Forcing single column models using high-resolution model simulations

Journal of Advances in Modeling Earth Systems Wiley 10 (2018) 1833-1857

HM Christensen, A Dawson, CE Holloway

To use single column models (SCMs) as a research tool for parametrisation development and process studies, the SCM must be supplied with realistic initial profiles, forcing fields and boundary conditions. We propose a new technique for deriving these required profiles, motivated by the increase in number and scale of high-resolution convection-permitting simulations. We suggest that these high-resolution simulations be coarse-grained to the required resolution of an SCM, and thereby be used as a proxy for the ‘true’ atmosphere. This paper describes the implementation of such a technique. We test the proposed methodology using high-resolution data from the UK Met Office’s Unified Model (MetUM), with a resolution of 4 km, covering a large tropical domain. This data is coarse grained and used to drive the European Centre for Medium-Range Weather Forecast’s (ECMWF) Integrated Forecasting System (IFS) SCM. The proposed method is evaluated by deriving IFS SCM forcing profiles from a consistent T639 IFS simulation. The SCM simulations track the global model, indicating a consistency between the estimated forcing fields and the ‘true’ dynamical forcing in the global model. We demonstrate the benefits of selecting SCM forcing profiles from across a large-domain, namely robust statistics, and the ability to test the SCM over a range of boundary conditions. We also compare driving the SCM with the coarse-grained dataset to driving it using the ECMWF operational analysis. We conclude by highlighting the importance of understanding biases in the high-resolution dataset, and suggest that our approach be used in combination with observationally derived forcing datasets.

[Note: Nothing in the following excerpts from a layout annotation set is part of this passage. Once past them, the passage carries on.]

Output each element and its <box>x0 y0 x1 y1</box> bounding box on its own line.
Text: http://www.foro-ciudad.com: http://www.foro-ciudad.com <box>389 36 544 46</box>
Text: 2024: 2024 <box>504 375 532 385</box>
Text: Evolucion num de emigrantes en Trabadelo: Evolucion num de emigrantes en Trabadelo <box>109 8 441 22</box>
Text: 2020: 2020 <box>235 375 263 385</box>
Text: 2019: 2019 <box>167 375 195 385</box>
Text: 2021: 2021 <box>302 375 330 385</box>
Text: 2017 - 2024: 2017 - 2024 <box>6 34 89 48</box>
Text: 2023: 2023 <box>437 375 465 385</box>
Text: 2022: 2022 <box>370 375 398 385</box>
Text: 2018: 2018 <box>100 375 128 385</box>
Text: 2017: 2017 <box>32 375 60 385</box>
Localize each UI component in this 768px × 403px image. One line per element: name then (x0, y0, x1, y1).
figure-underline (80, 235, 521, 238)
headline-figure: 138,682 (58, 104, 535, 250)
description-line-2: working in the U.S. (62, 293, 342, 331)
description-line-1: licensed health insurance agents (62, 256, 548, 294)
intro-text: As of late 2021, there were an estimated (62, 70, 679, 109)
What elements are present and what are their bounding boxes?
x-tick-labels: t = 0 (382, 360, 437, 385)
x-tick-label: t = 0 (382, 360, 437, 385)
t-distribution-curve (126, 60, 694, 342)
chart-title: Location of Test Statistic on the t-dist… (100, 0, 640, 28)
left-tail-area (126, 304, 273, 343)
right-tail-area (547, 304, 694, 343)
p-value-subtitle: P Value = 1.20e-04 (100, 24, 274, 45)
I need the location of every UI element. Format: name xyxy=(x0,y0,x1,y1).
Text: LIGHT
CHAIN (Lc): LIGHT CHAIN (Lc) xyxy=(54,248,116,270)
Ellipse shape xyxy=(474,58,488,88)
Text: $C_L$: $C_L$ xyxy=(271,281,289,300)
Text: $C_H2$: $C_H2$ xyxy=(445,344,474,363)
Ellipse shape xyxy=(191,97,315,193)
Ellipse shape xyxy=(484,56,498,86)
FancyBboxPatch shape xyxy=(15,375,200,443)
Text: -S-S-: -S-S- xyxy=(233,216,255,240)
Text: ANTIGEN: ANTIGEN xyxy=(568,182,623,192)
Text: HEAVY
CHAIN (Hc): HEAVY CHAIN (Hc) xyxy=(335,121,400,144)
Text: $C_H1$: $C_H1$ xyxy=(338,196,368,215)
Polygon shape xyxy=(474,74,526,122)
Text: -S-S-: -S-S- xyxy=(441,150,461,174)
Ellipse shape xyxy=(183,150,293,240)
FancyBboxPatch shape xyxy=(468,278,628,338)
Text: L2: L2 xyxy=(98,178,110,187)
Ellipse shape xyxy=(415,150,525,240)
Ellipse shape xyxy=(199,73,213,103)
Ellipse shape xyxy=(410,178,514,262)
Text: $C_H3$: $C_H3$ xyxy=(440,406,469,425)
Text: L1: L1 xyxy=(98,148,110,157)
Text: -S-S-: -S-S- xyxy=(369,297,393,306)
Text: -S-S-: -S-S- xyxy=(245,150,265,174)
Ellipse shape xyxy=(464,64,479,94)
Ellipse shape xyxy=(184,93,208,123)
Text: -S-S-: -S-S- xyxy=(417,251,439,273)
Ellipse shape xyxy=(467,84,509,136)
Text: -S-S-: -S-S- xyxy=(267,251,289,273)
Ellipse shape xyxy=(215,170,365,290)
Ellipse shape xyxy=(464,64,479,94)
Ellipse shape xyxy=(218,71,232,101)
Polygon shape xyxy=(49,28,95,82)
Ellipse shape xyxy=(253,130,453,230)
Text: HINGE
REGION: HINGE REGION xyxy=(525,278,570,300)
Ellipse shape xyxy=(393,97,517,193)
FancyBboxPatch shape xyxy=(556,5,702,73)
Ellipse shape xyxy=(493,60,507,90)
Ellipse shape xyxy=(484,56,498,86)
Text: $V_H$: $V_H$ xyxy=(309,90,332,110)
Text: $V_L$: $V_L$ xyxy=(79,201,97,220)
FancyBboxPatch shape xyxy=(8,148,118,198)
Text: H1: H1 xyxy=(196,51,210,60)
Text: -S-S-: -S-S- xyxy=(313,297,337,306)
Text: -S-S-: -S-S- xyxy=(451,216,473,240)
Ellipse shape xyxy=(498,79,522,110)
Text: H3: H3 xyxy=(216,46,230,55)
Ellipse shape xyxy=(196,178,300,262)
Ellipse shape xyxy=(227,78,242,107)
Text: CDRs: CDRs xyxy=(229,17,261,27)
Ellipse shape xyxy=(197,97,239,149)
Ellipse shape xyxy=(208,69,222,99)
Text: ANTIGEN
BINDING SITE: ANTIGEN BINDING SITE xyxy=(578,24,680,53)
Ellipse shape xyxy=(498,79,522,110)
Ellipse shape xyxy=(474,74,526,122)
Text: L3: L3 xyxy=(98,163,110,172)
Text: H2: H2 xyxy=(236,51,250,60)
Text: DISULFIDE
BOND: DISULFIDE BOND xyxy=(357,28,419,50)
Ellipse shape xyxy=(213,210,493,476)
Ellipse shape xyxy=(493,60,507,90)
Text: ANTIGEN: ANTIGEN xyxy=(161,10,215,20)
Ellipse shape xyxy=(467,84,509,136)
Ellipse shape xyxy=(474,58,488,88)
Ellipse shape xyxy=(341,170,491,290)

On the dynamical mechanisms governing El Niño-Southern Oscillation irregularity

Journal of Climate American Meteorological Society 31 (2018) 8401-8419

J Berner, PD Sardeshmukh, H Christensen

This study investigates the mechanisms by which short-timescale perturbations to atmospheric processes can affect El Niño-Southern Oscillation (ENSO) in climate models. To this end a control simulation of NCAR’s Community Climate System Model is compared to a simulation in which the model’s atmospheric diabatic tendencies are perturbed every time step using a Stochastically Perturbed Parameterized Tendencies (SPPT) scheme. The SPPT simulation compares better with ECMWF’s 20th-century reanalysis in having lower inter-annual sea surface temperature (SST) variability and more irregular transitions between El Niño and La Niña states, as expressed by a broader, less peaked spectrum. Reduced-order linear inverse models (LIMs) derived from the 1-month lag covariances of selected tropical variables yield good representations of tropical interannual variability in the two simulations. In particular, the basic features of ENSO are captured by the LIM’s least-damped oscillatory eigenmode. SPPT reduces the damping timescale of this eigenmode from 17 to 11 months, which is in better agreement with the 8 months obtained from reanalyses. This noise-induced stabilization is consistent with perturbations to the frequency of the ENSO eigenmode and explains the broadening of the SST spectrum (that is, the greater ENSO irregularity). Although the improvement in ENSO shown here was achieved through stochastic physics parameterizations, it is possible that similar improvements could be realized through changes in deterministic parameterizations or higher numerical resolution. It is suggested LIMs could provide useful insight into model sensitivities, uncertainties, and biases also in those cases.